Skoda CEO Maier to step down in latest VW Group executive shuffle

Europe

Bernhard Maier, CEO of Volkswagen Group’s Skoda brand, will leave his post after nearly five years at the end of July.

Maier’s successor will be elected by the board in August, Skoda said in a release on Thursday.

Skoda declined to say whether Maier, who is 60, will move to another post within VW Group.

“Talks on this matter are currently underway,” a spokesman told Automotive News Europe.

Thomas Schaefer, head of VW Group’s operations in South Africa, is the favorite candidate to succeed Maier, Automobilwoche, a sister publication of Automotive News Europe, reported, citing company sources. Schaefer, 50, started his career at Daimler and moved to VW in 2012.

Another candidate is Martin Jahn, head of sales and marketing at the FAW-VW joint venture in China. Jahn was an economic minister in the Czech government before joining VW in 2006.

VW Group CEO Herbert Diess, who is Skoda’s chairman, said in the release that Maier’s years at Skoda were among the most successful in the company’s 125-year history.

“I would like to thank Bernhard Maier for this and almost two decades of particularly successful years, first at Porsche and then at Skoda,” he said.

Maier was named an Automotive News Europe Eurostar in 2018 after steering Skoda to record profits and vehicle sales.

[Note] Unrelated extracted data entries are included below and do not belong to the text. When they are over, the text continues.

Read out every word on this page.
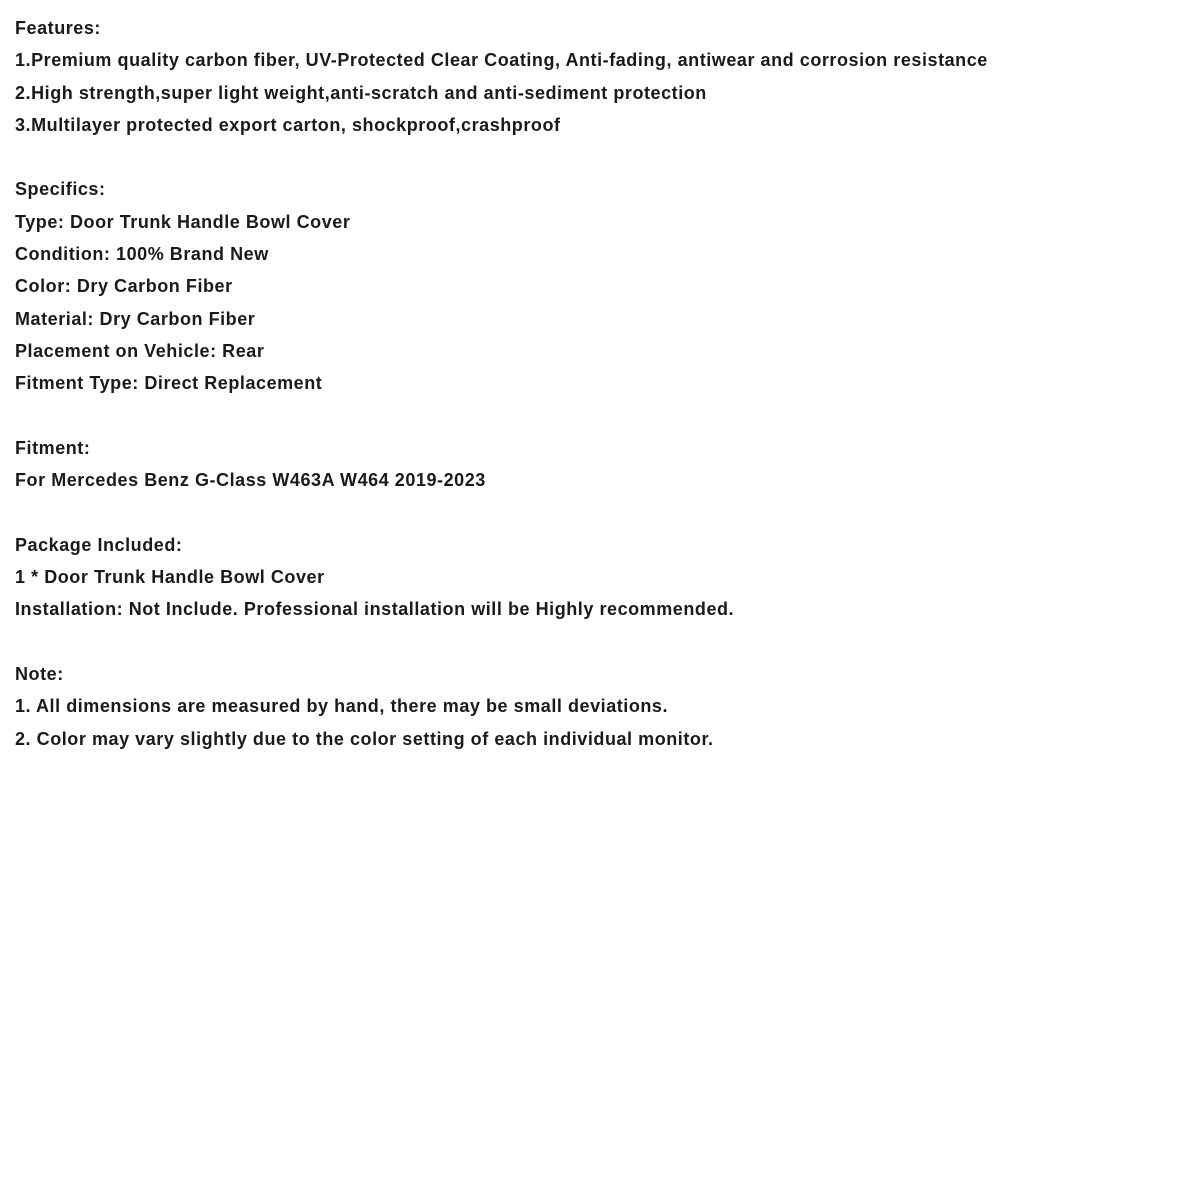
Features:
1.Premium quality carbon fiber, UV-Protected Clear Coating, Anti-fading, antiwear and corrosion resistance
2.High strength,super light weight,anti-scratch and anti-sediment protection
3.Multilayer protected export carton, shockproof,crashproof
Specifics:
Type: Door Trunk Handle Bowl Cover
Condition: 100% Brand New
Color: Dry Carbon Fiber
Material: Dry Carbon Fiber
Placement on Vehicle: Rear
Fitment Type: Direct Replacement
Fitment:
For Mercedes Benz G-Class W463A W464 2019-2023
Package Included:
1 * Door Trunk Handle Bowl Cover
Installation: Not Include. Professional installation will be Highly recommended.
Note:
1. All dimensions are measured by hand, there may be small deviations.
2. Color may vary slightly due to the color setting of each individual monitor.
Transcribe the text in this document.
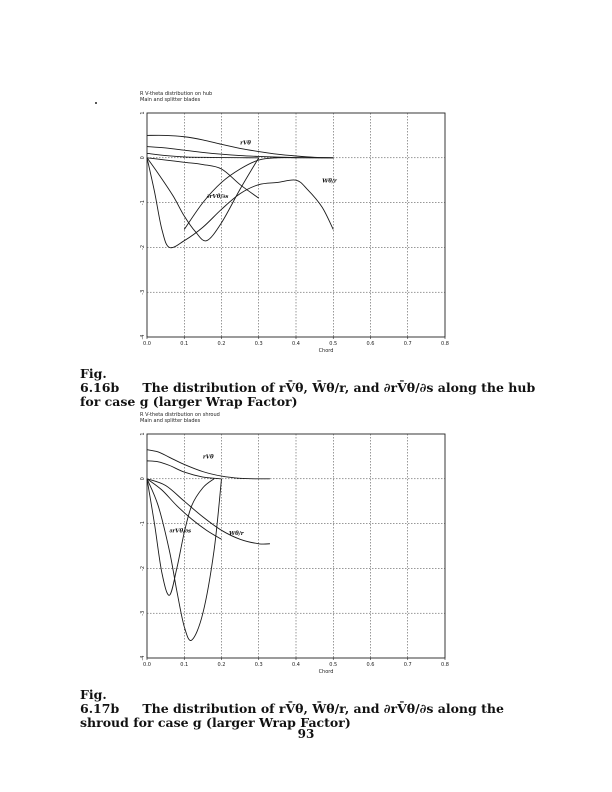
R V-theta distribution on hub
Main and splitter blades
0.0	0.1	0.2	0.3	0.4	0.5	0.6	0.7	0.8
1
0
-1
-2
-3
-4
Chord
rVθ
Wθ/r
∂rVθ/∂s
Fig. 6.16b The distribution of rV̄θ, W̄θ/r, and ∂rV̄θ/∂s along the hub for case g (larger Wrap Factor)
R V-theta distribution on shroud
Main and splitter blades
0.0	0.1	0.2	0.3	0.4	0.5	0.6	0.7	0.8
1
0
-1
-2
-3
-4
Chord
rVθ
∂rVθ/∂s	Wθ/r
Fig. 6.17b The distribution of rV̄θ, W̄θ/r, and ∂rV̄θ/∂s along the shroud for case g (larger Wrap Factor)
93
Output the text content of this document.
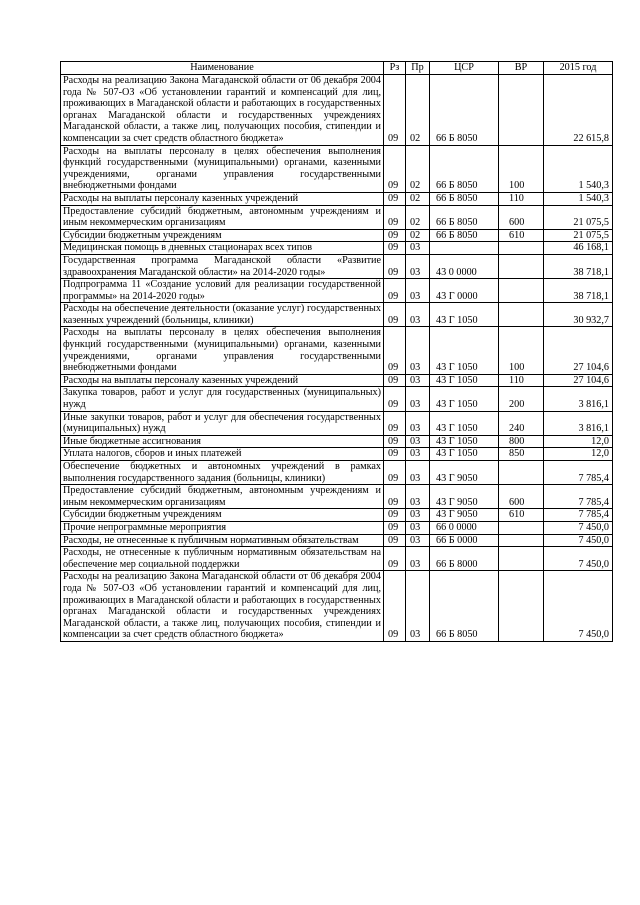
Наименование	Рз	Пр	ЦСР	ВР	2015 год
Расходы на реализацию Закона Магаданской области от 06 декабря 2004 года № 507-ОЗ «Об установлении гарантий и компенсаций для лиц, проживающих в Магаданской области и работающих в государственных органах Магаданской области и государственных учреждениях Магаданской области, а также лиц, получающих пособия, стипендии и компенсации за счет средств областного бюджета»	09	02	66 Б 8050		22 615,8
Расходы на выплаты персоналу в целях обеспечения выполнения функций государственными (муниципальными) органами, казенными учреждениями, органами управления государственными внебюджетными фондами	09	02	66 Б 8050	100	1 540,3
Расходы на выплаты персоналу казенных учреждений	09	02	66 Б 8050	110	1 540,3
Предоставление субсидий бюджетным, автономным учреждениям и иным некоммерческим организациям	09	02	66 Б 8050	600	21 075,5
Субсидии бюджетным учреждениям	09	02	66 Б 8050	610	21 075,5
Медицинская помощь в дневных стационарах всех типов	09	03			46 168,1
Государственная программа Магаданской области «Развитие здравоохранения Магаданской области» на 2014-2020 годы»	09	03	43 0 0000		38 718,1
Подпрограмма 11 «Создание условий для реализации государственной программы» на 2014-2020 годы»	09	03	43 Г 0000		38 718,1
Расходы на обеспечение деятельности (оказание услуг) государственных казенных учреждений (больницы, клиники)	09	03	43 Г 1050		30 932,7
Расходы на выплаты персоналу в целях обеспечения выполнения функций государственными (муниципальными) органами, казенными учреждениями, органами управления государственными внебюджетными фондами	09	03	43 Г 1050	100	27 104,6
Расходы на выплаты персоналу казенных учреждений	09	03	43 Г 1050	110	27 104,6
Закупка товаров, работ и услуг для государственных (муниципальных) нужд	09	03	43 Г 1050	200	3 816,1
Иные закупки товаров, работ и услуг для обеспечения государственных (муниципальных) нужд	09	03	43 Г 1050	240	3 816,1
Иные бюджетные ассигнования	09	03	43 Г 1050	800	12,0
Уплата налогов, сборов и иных платежей	09	03	43 Г 1050	850	12,0
Обеспечение бюджетных и автономных учреждений в рамках выполнения государственного задания (больницы, клиники)	09	03	43 Г 9050		7 785,4
Предоставление субсидий бюджетным, автономным учреждениям и иным некоммерческим организациям	09	03	43 Г 9050	600	7 785,4
Субсидии бюджетным учреждениям	09	03	43 Г 9050	610	7 785,4
Прочие непрограммные мероприятия	09	03	66 0 0000		7 450,0
Расходы, не отнесенные к публичным нормативным обязательствам	09	03	66 Б 0000		7 450,0
Расходы, не отнесенные к публичным нормативным обязательствам на обеспечение мер социальной поддержки	09	03	66 Б 8000		7 450,0
Расходы на реализацию Закона Магаданской области от 06 декабря 2004 года № 507-ОЗ «Об установлении гарантий и компенсаций для лиц, проживающих в Магаданской области и работающих в государственных органах Магаданской области и государственных учреждениях Магаданской области, а также лиц, получающих пособия, стипендии и компенсации за счет средств областного бюджета»	09	03	66 Б 8050		7 450,0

He has also overseen a massive rollout of new Skoda models, including multiple SUVs.

The change at Skoda comes amid a broader management shuffle at the VW Group.

VW earlier this week announced that its trucks chief, Andreas Renschler, would retire and said in June that CEO Herbert Diess would hand responsibility for managing the VW brand to Ralf Brandstaetter.

German magazine Auto Motor und Sport said in June that Maier was a candidate to become Porsche CEO. Maier was sales and marketing boss at Porsche before becoming Skoda CEO in 2015.

Skoda has boosted annual deliveries above 1 million in recent years but like other automakers it has been hit hard by the coronavirus outbreak. Its vehicle sales fell 14 percent to 237,000 in the first quarter. Operating profit dropped by 103 million euros to 307 million euros, according to a VW Group statement released on April 29.